Montgomery County, Maryland plans to build advanced microgrids at two public safety facilities in a deal announced this week during the DistribuTECH conference in San Diego.
Delivered via a microgrid-as-a-service (MaaS) model, the microgrids use solar and high-efficiency combined heat and power (CHP). The projects include power system upgrades and advanced controls.
Montgomery County expects the microgrids to go into operation in 2018.
The county is among a growing number of local governments seeking microgrids to ensure that the lights stay when the central grid goes down. Montgomery County officials said that the advanced microgrids will help them respond to major storms and other natural disasters, as well as ensure more reliable and efficient power.

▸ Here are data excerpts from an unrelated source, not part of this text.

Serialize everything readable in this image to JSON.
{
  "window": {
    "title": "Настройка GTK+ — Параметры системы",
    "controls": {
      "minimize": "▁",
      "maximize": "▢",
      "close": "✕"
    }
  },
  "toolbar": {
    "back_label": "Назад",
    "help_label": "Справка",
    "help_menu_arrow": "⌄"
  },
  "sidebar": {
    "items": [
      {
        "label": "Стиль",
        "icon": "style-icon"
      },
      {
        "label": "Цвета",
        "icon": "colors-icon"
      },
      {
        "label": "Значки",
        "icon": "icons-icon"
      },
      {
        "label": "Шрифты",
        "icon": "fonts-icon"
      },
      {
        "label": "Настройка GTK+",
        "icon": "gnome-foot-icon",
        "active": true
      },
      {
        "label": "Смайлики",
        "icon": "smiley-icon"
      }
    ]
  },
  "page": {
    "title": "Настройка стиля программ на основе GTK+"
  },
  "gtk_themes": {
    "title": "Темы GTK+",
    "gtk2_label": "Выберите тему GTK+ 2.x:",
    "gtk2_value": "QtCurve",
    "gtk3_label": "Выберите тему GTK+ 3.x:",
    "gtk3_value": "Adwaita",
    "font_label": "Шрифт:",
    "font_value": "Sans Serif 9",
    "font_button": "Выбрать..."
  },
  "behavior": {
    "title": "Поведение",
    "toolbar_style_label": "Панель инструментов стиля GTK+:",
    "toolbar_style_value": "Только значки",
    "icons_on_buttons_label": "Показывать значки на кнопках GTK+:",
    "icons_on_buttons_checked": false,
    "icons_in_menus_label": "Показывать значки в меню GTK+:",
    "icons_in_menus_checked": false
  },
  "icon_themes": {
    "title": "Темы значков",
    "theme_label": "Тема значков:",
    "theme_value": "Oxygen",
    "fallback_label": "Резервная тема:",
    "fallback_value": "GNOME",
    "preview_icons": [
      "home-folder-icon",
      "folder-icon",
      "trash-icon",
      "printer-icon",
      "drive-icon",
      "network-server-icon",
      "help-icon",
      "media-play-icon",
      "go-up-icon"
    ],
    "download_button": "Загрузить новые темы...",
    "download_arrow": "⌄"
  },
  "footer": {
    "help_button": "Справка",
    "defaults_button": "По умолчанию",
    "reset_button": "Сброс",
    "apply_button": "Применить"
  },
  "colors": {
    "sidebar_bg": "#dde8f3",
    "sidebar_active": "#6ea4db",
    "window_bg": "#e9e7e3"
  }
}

The microgrids will produce about 3.3 million kWh of solar energy and 7.4 million kWh of CHP each year. The project is estimated to reduce greenhouse gas emissions by 3,629 metric tons annually.
In addition, to offering clean and reliable power, the advanced microgrids will provide a cost-effective energy alternative for the county. By developing both microgrids through the MaaS model, Montgomery County says it can complete construction without any upfront costs.
“The way we finance these types of resiliency projects is a national model for other local governments and the private sector,” said David Dise, Department of General Services director.
“The way we finance these types of resiliency projects is a national model for other local governments and the private sector.”
“Rather than buying the microgrid system outright, the county partners with a private entity that owns, operates and maintains the system. The county then purchases the electricity and heat generated. This model allows us to further modernize and improve the capabilities of our facilities at low or no cost while also reducing our environmental impact,” Dise said.
Schneider Electric will play a large role in designing and implementing the solution, while Duke Energy Renewables will own both advanced microgrids. Duke’s affiliate, REC Solar, will build the solar system. Schneider Electric will also assist Duke Energy Renewables in the operation of the microgrids.
The correctional facility houses central County Police and County Fire and Rescue Services functions, the Office of Emergency Management and Homeland Security (OEMHS), and the 1st District Police Station. Located in Boyds, Maryland, the facility is responsible for the custody and care of about 1,000 inmates.